Lack of finances will totally take you through some situations you filed under “I’d rather not”.
This year, almost half way through, has definitely fit the phrase “Things I don’t want to do.” In reflection of all the situations I have come up against I am pretty certain that the one common denominator is fear.
Isn’t it amazing? Human beings seem so fearless at times. My daily schedule isn’t exactly Evil Knievel style (packing a healthy snack for a 1st grade boy is quite a daring task though. I mean c’mon… He could get made fun of for having an orange instead of Gushers.), BUT thinking about some of the tasks I took advantage of daily, compared to the last month… you really start noticing when you live out of fear instead of faith.
My pastor in the program I attended in Utah at 17 frequently said “Life always looks better in hindsight.” We can look back and reflect on the good steps and faulty ones, and make decisions on how to move forward.
At my church, our pastor has been teaching on contemplative spirituality. For a big phrase, it’s quite simple. It is definitely one of the things I had unknowingly feared the most. It’s the silence around us and in our minds. Have you ever gotten really quiet?
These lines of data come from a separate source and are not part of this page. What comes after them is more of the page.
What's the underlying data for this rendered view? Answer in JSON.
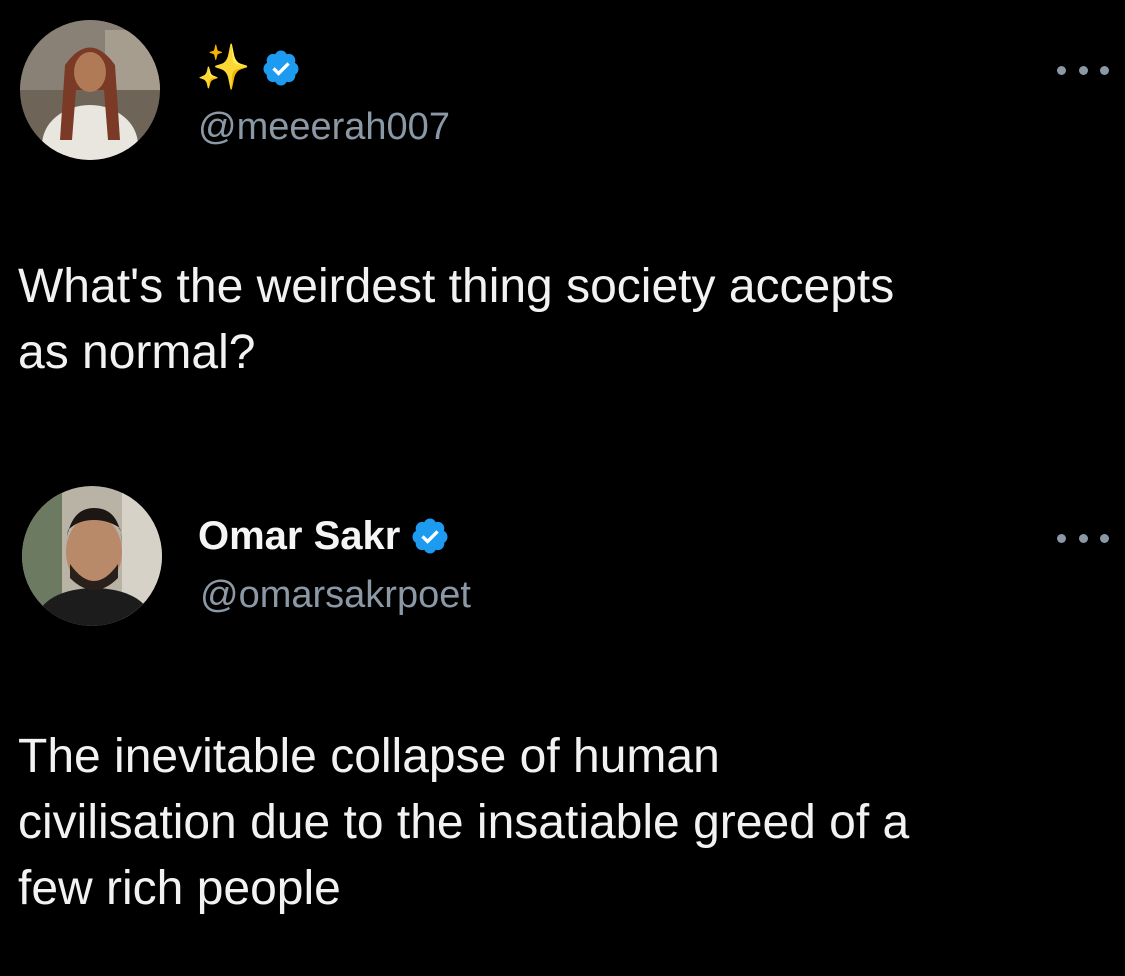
{
  "posts": [
    {
      "display_name": "✨",
      "handle": "@meeerah007",
      "text": "What's the weirdest thing society accepts\nas normal?"
    },
    {
      "display_name": "Omar Sakr",
      "handle": "@omarsakrpoet",
      "text": "The inevitable collapse of human\ncivilisation due to the insatiable greed of a\nfew rich people"
    }
  ],
  "icons": {
    "verified": "verified-badge-icon",
    "more": "more-options-icon"
  },
  "colors": {
    "background": "#000000",
    "text": "#e7e9ea",
    "secondary_text": "#8b98a5",
    "verified_blue": "#1d9bf0"
  }
}
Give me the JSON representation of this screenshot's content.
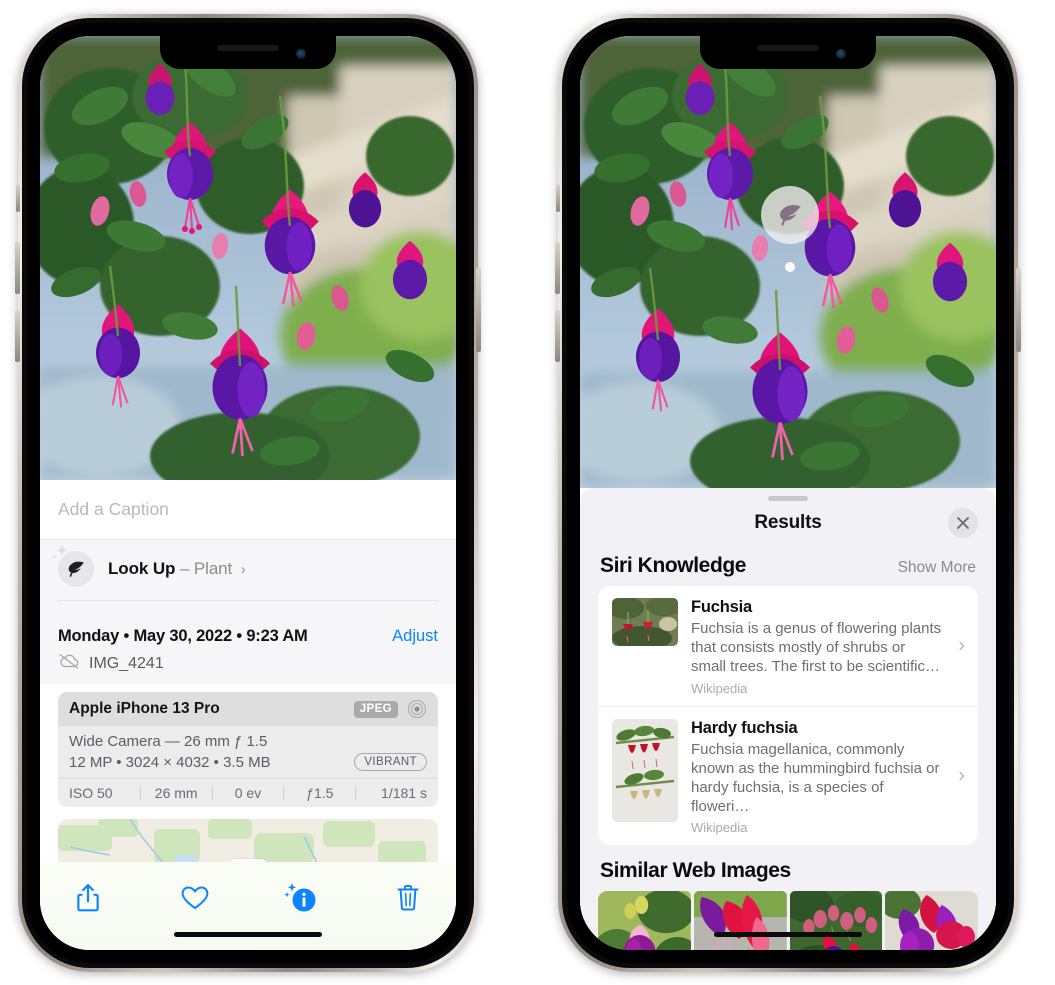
{
  "left_phone": {
    "caption": {
      "placeholder": "Add a Caption",
      "value": ""
    },
    "lookup": {
      "label": "Look Up",
      "dash": "–",
      "subject": "Plant",
      "chevron": "›",
      "icon": "leaf-icon"
    },
    "meta": {
      "date": "Monday • May 30, 2022 • 9:23 AM",
      "adjust": "Adjust",
      "filename": "IMG_4241",
      "cloud_icon": "icloud-slash-icon"
    },
    "exif": {
      "device": "Apple iPhone 13 Pro",
      "format_badge": "JPEG",
      "lens_icon": "aperture-icon",
      "lens_line": "Wide Camera — 26 mm ƒ 1.5",
      "size_line": "12 MP • 3024 × 4032 • 3.5 MB",
      "vibrant_badge": "VIBRANT",
      "stats": [
        "ISO 50",
        "26 mm",
        "0 ev",
        "ƒ1.5",
        "1/181 s"
      ]
    },
    "toolbar": [
      {
        "name": "share-button",
        "icon": "share-icon"
      },
      {
        "name": "favorite-button",
        "icon": "heart-icon"
      },
      {
        "name": "info-button",
        "icon": "info-sparkle-icon"
      },
      {
        "name": "delete-button",
        "icon": "trash-icon"
      }
    ]
  },
  "right_phone": {
    "visual_lookup_badge": {
      "icon": "leaf-icon"
    },
    "sheet": {
      "title": "Results",
      "close_label": "✕"
    },
    "siri_knowledge": {
      "title": "Siri Knowledge",
      "show_more": "Show More",
      "items": [
        {
          "title": "Fuchsia",
          "description": "Fuchsia is a genus of flowering plants that consists mostly of shrubs or small trees. The first to be scientific…",
          "source": "Wikipedia",
          "chevron": "›"
        },
        {
          "title": "Hardy fuchsia",
          "description": "Fuchsia magellanica, commonly known as the hummingbird fuchsia or hardy fuchsia, is a species of floweri…",
          "source": "Wikipedia",
          "chevron": "›"
        }
      ]
    },
    "similar_web_images": {
      "title": "Similar Web Images",
      "count": 4
    }
  },
  "colors": {
    "accent_blue": "#0a84ff",
    "sheet_bg": "#f2f1f6",
    "card_bg": "#ffffff",
    "secondary_text": "#8a8a90",
    "exif_bg": "#ececed"
  }
}
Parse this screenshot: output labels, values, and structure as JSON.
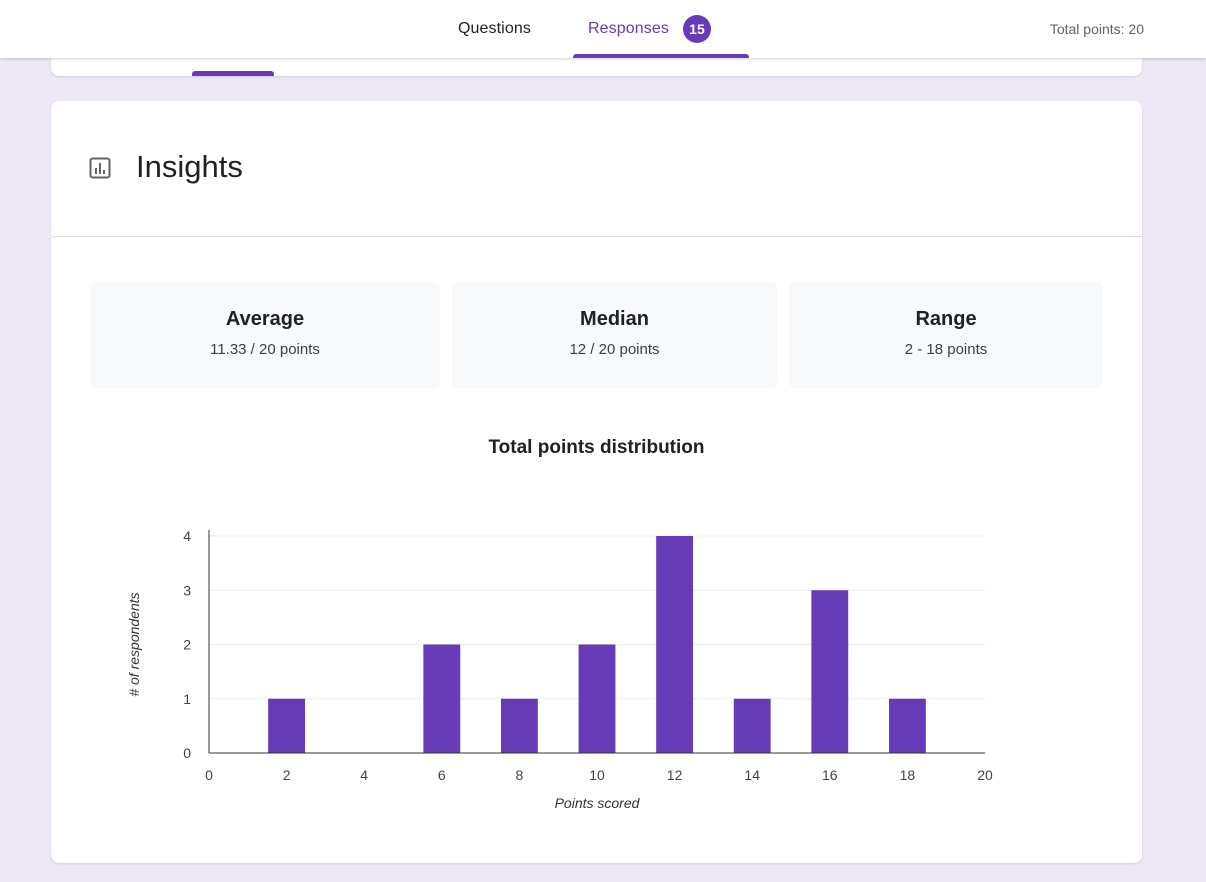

I mean so quiet you aren’t even thinking? Until yesterday I thought it impossible. I can’t even walk to the grocery store for 3 minutes without thinking or singing in my head.
Jesus always went away to a quiet place. I am really starting to think it wasn’t because He was holier then everyone else. Life gets loud. It gets chaotic. He had crowds and disciples following Him a lot. He was a teacher, a listener, a friend, a son, a brother. When we look at Jesus’ human side, and break it down, He’s quite relatable. I am not Jesus… but I can relate. After days of teaching kids, and listening to how days have been, and connecting with friends, and parents, and sisters and brothers… something inside me says slow down. Decompress. Breathe.
Put the phone away, drive away, find a quiet place, and inhale the creator of my inner most being.
It’s there, in the quiet place of reflection, my emotions can’t hide behind dusters, errands, and laundry. Up until yesterday I had no idea the silence could decompress my fears and bring out hidden motives without guilt being attached. It’s just a few peaceful moments of being with the creator of the universe.
It has made me realize something profoundly simple. I am an addict.
I crave background noise. Not to mention a good beverage or snack. I really can’t shake a finger at someone else for their drug of choice. I have mine too. And if I bet to wager… there is a possibility you have one or two addictions as well.
That silence I have forced upon myself has done me good. It’s like accomplishing cleaning…on the inside (yup, I said it!). Much like the AM coffee or PM munchie, I am quickly realizing I can’t live without silence and solitude, but I can live with a lot less of the other stuff.